Wie wirken Pilzgifte?

Auf den menschlichen Körper und andere Tiere wirken Pilzgifte auf ganz unterschiedliche Weise – von leichten Schäden bis hin zum Tod. Von den über 5.000 Großpilzen in Europa sind etwa 150 als giftig bekannt. Sie produzieren kleine Moleküle oder Proteine mit toxischer Wirkung. Doch nur ein gutes Dutzend dieser Pilzgifte sind tatsächlich lebensbedrohlich.

Gift-Feuerkoralle
Die Gift-Feuerkoralle (Trichoderma cornu-damae) ist einer der wenigen Pilze, die schon bei Hautkontakt giftig sind. Er kommt nur in Asien und Australien vor. © Atsushi Nakajima/CC-by 4.0

Hinzu kommt, dass selbst die toxischsten Pilze für gewöhnlich verzehrt werden müssen, um bei uns ihre Giftwirkung zu entfalten. Der bloße Hautkontakt reicht bei keinem der europäischen Giftpilze für eine Vergiftung aus. Auf anderen Kontinenten gibt es jedoch sehr vereinzelt Pilze, die schon bei Berührung ihre tödlichen Toxine an unsere Haut abgeben – zum Beispiel die in Asien und Australien beheimatete knallrote „Gift-Feuerkoralle“ (Trichoderma cornu-damae), deren Abwehrstoffe multiples Organversagen hervorrufen.

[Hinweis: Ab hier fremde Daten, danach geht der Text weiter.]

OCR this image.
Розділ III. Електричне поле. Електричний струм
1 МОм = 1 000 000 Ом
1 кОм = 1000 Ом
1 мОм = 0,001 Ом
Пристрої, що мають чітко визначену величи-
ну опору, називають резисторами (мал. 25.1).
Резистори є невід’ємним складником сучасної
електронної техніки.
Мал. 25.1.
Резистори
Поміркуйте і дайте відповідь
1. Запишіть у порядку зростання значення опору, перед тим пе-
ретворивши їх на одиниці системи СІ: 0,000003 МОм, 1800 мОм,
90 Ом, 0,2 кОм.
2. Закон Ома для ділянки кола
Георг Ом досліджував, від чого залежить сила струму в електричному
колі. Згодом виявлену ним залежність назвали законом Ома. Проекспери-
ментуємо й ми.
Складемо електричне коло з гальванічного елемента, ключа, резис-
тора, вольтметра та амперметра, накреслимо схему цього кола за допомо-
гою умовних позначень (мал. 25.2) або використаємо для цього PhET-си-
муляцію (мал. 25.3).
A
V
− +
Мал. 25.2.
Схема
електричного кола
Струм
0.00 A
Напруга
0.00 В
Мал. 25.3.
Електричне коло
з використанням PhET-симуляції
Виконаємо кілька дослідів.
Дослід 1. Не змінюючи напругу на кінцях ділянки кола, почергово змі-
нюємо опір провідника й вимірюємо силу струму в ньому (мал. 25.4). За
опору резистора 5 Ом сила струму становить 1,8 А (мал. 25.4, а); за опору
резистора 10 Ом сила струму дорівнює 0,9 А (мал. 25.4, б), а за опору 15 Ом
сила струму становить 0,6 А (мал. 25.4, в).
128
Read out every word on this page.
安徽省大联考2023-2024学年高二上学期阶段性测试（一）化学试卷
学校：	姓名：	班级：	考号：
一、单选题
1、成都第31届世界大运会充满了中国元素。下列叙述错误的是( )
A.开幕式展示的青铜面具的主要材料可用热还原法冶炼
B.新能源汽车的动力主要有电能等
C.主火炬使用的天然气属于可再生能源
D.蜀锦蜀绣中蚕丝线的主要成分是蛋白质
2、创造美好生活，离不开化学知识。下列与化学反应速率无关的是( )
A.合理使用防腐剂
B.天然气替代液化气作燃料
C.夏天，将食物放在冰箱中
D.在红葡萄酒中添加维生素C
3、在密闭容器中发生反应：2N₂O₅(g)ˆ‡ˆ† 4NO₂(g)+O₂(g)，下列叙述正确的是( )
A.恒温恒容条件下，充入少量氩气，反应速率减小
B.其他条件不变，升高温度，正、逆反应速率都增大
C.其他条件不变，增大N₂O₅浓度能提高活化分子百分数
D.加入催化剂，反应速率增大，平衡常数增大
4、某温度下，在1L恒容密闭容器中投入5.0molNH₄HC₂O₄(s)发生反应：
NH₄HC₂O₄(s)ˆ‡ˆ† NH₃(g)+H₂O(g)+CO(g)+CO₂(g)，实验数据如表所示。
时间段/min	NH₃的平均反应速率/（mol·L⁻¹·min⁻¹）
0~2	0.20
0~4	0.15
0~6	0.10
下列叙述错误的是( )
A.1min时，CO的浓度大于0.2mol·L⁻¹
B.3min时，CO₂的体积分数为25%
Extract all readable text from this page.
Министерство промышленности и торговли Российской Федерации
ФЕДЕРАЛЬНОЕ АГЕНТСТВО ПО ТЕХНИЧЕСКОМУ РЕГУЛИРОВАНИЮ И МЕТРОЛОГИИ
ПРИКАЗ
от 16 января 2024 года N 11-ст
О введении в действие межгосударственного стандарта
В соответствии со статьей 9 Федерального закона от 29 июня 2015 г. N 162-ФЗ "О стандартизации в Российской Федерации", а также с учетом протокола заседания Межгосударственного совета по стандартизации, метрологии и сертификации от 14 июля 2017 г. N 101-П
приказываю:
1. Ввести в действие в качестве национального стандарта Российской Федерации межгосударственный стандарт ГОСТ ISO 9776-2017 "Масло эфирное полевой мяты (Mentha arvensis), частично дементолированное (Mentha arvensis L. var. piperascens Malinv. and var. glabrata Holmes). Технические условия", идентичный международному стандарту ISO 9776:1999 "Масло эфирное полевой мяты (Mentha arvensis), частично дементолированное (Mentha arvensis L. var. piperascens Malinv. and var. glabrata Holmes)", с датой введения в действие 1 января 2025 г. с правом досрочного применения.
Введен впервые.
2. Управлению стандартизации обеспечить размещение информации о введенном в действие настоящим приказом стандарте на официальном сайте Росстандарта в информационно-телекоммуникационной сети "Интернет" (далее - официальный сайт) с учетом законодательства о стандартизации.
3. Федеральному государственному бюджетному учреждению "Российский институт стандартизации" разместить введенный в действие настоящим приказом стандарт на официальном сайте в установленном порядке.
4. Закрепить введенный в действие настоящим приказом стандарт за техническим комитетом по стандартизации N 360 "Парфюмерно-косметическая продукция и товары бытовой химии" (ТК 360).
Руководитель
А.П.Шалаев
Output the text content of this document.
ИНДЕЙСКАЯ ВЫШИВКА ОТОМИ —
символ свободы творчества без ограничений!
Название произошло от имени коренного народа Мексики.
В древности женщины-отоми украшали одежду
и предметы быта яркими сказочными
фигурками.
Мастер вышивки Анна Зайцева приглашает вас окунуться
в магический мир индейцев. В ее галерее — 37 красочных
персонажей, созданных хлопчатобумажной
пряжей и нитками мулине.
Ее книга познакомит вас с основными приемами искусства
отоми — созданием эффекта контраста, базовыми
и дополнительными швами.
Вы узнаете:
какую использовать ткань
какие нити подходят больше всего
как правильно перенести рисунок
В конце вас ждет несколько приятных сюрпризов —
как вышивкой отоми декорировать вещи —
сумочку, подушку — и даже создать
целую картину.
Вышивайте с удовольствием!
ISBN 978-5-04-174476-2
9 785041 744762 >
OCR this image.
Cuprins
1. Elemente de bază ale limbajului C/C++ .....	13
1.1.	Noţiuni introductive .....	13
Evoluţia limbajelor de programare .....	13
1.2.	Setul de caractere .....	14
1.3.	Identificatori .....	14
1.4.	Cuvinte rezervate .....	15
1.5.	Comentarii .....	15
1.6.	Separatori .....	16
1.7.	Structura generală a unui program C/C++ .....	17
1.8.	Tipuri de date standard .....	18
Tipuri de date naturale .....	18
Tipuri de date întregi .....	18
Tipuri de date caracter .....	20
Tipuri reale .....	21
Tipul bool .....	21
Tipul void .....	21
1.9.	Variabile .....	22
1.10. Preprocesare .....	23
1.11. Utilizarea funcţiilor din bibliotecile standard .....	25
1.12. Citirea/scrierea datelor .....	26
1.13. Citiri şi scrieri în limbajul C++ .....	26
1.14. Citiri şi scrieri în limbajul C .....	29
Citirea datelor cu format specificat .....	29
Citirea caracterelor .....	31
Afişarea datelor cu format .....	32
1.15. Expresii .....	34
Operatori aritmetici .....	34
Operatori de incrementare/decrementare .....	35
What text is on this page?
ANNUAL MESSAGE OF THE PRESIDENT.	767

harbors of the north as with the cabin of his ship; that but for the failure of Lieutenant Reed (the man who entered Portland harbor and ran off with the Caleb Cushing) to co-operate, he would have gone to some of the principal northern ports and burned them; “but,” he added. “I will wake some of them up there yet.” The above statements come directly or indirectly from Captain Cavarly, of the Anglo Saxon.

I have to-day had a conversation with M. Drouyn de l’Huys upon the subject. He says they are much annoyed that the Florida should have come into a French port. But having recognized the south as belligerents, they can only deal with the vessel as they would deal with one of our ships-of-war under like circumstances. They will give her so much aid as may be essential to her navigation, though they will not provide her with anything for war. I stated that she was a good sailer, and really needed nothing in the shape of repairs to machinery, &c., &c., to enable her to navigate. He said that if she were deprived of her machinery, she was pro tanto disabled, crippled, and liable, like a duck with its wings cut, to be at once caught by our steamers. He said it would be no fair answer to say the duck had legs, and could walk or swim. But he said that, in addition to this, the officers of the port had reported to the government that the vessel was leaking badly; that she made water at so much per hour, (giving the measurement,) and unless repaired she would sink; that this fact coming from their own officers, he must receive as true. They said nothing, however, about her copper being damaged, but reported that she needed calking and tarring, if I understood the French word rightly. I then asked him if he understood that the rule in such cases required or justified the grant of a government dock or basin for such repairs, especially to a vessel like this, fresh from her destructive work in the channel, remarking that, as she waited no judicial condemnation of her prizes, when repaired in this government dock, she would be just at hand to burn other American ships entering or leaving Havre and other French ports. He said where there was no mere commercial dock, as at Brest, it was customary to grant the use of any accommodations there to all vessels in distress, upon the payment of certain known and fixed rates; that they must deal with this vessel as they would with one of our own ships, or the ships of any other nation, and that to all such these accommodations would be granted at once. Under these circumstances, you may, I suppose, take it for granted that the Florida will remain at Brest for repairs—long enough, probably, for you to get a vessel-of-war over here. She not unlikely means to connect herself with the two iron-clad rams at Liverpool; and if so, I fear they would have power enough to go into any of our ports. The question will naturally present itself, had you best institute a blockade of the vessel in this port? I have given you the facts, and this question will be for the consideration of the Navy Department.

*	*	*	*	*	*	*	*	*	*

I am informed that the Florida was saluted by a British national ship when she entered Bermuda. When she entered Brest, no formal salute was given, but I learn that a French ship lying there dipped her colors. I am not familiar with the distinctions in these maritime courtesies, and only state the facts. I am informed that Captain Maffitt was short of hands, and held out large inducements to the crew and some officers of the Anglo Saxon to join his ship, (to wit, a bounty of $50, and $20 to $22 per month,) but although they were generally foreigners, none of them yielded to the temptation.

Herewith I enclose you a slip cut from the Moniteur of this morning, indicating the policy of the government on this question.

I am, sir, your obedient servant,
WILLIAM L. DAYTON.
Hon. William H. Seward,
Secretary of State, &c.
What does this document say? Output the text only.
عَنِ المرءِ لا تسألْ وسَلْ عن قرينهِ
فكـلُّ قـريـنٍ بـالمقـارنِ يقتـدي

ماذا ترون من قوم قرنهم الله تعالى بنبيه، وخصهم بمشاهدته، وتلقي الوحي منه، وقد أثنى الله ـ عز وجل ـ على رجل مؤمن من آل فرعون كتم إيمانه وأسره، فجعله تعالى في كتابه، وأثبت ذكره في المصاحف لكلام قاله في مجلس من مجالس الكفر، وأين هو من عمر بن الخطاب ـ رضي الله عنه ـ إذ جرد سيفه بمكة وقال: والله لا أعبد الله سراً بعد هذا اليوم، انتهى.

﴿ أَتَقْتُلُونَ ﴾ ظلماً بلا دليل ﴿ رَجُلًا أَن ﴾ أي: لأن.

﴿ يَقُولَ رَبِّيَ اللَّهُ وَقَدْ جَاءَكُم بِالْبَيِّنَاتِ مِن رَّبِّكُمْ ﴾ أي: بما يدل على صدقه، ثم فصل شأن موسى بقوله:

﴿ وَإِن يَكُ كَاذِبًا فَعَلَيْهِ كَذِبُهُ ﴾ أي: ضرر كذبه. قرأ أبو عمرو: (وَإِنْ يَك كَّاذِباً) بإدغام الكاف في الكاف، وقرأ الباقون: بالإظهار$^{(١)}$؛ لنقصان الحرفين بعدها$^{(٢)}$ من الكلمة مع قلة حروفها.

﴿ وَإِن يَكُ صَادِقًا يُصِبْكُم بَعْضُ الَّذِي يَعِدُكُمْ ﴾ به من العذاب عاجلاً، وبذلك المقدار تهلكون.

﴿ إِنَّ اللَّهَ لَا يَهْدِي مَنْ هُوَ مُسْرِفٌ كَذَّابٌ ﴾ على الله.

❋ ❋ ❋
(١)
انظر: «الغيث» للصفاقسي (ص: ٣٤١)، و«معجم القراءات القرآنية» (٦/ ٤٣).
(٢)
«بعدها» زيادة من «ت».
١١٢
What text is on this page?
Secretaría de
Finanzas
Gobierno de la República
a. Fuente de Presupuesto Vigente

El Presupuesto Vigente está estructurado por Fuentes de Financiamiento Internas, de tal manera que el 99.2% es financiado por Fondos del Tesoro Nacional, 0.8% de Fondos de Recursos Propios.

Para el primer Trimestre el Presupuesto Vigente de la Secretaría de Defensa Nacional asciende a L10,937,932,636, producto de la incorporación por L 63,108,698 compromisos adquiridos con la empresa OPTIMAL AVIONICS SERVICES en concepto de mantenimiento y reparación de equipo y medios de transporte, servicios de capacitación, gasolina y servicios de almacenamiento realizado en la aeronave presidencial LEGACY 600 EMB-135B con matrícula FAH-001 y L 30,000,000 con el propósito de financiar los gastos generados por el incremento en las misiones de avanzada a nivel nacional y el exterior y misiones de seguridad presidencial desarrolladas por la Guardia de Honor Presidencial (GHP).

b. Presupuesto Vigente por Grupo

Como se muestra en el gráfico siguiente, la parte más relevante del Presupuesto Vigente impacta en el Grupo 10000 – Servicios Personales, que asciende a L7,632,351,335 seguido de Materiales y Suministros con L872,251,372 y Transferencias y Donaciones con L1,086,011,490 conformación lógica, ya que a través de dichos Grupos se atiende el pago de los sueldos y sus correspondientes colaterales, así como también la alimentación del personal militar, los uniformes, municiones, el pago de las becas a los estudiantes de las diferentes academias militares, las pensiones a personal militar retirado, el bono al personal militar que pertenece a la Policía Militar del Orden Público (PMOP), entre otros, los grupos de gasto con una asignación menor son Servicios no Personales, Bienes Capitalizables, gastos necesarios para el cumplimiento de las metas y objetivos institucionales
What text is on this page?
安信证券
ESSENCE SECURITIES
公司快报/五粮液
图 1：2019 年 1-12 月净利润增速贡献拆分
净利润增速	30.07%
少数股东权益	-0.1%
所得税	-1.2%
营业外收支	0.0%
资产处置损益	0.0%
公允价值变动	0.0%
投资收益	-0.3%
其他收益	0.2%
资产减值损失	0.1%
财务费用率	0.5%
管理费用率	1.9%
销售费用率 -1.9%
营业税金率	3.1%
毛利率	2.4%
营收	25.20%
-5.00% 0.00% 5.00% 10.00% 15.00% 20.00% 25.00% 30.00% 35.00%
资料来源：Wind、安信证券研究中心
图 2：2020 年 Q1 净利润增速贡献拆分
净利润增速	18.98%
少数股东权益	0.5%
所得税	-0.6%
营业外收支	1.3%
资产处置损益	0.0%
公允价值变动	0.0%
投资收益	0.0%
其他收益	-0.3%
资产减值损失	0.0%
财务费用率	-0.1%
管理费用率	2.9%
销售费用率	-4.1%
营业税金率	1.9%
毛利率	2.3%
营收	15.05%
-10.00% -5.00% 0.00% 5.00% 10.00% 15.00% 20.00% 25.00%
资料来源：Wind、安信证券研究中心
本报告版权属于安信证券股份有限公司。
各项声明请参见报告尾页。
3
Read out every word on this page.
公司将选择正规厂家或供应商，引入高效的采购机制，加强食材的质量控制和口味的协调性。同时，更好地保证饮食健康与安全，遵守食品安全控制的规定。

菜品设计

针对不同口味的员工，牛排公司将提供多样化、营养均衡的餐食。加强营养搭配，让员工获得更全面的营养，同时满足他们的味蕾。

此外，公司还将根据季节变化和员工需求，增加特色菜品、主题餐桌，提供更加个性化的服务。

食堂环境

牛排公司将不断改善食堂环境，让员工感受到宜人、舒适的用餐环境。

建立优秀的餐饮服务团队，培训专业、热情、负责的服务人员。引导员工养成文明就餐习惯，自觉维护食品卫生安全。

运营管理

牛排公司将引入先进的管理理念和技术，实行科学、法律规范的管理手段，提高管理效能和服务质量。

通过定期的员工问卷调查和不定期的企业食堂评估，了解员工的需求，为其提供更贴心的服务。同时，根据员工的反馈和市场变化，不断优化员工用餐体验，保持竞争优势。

Vielfältige Wirkung der Pilzgifte

Die meisten Giftpilze haben nur eine lokale, eher schwache Reizwirkung und erzeugen mit ihren Giftstoffen etwa Verdauungsstörungen, Durchfall, Übelkeit und Erbrechen. Zu dieser Gruppe zählen beispielsweise einige Ritterlinge (Tricholoma), Täublinge (Russula) und Milchlinge (Lactarius), die unter anderem giftige Terpene herstellen. Die Vergiftungserscheinungen dieser Pilze dauern meist nur einige Stunden an.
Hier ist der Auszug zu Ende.